Organizations today are being burdened with an unprecedented volume of regulatory and compliance requirements leading to increased operational complexity, challenging production capability and occupying key resources. Integrated compliance frameworks offer a mechanism for these organizations to implement a single enterprise wide solution that allows you to “control once, comply with many.” While the concept is simple, implementation of these frameworks fails as often as it succeeds due to circumstances that could be prevented with up-front planning and coordination. Below are five basic points to consider before you begin your integrated compliance journey:

  1. Start small, think broadly. It is tempting to try and tackle all compliance requirements across the entire organization in one pass. However, integrated compliance solutions take significant up-front time and effort to succeed. While a solution should be built with an organizational scope in mind, demonstrating incremental successes through smaller pilot efforts will help build support and keep momentum throughout the framework development and roll-out.

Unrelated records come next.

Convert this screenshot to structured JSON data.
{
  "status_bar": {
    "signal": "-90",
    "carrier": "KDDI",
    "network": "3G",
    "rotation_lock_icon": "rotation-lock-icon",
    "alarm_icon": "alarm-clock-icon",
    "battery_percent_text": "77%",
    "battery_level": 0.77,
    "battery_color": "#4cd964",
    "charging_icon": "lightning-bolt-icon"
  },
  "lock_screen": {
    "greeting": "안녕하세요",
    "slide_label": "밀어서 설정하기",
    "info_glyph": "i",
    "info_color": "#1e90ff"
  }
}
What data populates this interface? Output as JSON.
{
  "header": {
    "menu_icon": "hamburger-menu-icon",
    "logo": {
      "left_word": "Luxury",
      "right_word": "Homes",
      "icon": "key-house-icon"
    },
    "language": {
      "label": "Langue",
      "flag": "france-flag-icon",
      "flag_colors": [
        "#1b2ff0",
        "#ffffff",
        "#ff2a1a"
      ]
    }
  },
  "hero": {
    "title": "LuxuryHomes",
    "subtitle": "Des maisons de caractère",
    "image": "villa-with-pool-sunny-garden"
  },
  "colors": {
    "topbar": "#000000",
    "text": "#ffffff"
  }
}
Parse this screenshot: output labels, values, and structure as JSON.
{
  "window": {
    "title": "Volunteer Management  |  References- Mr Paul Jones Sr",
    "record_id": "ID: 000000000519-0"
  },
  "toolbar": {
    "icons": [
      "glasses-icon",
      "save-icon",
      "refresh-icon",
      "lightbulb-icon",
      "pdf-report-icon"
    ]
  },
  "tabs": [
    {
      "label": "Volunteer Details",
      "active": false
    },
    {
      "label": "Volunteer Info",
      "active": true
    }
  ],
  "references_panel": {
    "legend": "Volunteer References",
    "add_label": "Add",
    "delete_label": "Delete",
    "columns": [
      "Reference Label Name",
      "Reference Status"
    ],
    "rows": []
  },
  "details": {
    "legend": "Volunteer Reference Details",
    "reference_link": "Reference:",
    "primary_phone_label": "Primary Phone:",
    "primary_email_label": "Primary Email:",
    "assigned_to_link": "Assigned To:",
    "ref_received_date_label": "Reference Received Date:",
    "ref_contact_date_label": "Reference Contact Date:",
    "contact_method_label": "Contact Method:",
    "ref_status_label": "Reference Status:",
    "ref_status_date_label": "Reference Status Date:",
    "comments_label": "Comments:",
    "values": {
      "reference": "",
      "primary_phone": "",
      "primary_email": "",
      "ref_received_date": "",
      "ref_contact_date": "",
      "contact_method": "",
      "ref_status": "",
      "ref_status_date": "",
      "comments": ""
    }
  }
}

  2. Consider the pros and cons of “off-the-shelf” frameworks versus custom built. You will find several solutions in the market that offer “off-the-shelf” integrated compliance frameworks. Careful consideration should be given to how these frameworks fit your organization, the applicability of all regulations/requirements included in the frameworks, and whether your organization truly understands the applicability of specific requirements if dependent on a package solution. On the flip side, while a custom framework can allow increased flexibility in scoping, control design and roll-out, there may also be increased overhead with maintaining a custom solution.
  3. Identify organizational stakeholders. It is critical to identify who key stakeholders are within compliance, legal, audit, business units and IT, as the success of integrated compliance frameworks depends on support of all functions that are impacted by the various compliance and regulatory requirements included in the framework. Often times a steering committee made up of key organization representatives can help not only with the initial design of your integrated compliance framework, but also with the successful ongoing support of the program going forward.
  4. Understand the applicability of requirements. Whether attempting to comply with SOX, PCI, HIPAA or other requirements, the effort of scoping each requirement for your organization in detail remains important to the effectiveness of your framework. While the purpose of an integrated compliance framework is to allow one common set of controls to achieve all applicable requirements, that does not mean all controls apply to the entire organization. Understanding and capturing the scope of each applicable requirement is crucial to demonstrating that the appropriate level of control has been applied to the environment while not over controlling.
  5. Consider the outputs at the start. It is easy to get buried in the details when designing and implementing your integrated compliance framework. Careful thought should be given at the start of your program to define goals, reporting and key metrics that will measure success. Integrated compliance frameworks can help achieve a reduction in controls, improved compliance reporting, a reduction in hours spent on compliance efforts, and improve the ability to strategically address compliance and regulatory remediation efforts. Identifying key outputs for your organization at the start will allow you to design your framework in a way that will help best realize these benefits and be able to effectively communicate them to management.

Implementation of an integrated compliance framework is a complex undertaking that cannot be solved with a quick-fix solution. As is the case with any large project, management can improve the likelihood of a successful implementation through careful planning and consideration of the organization’s objectives and risks to those objectives. Proper consideration of the points above can help you start on your journey to a simplified and integrated compliance landscape.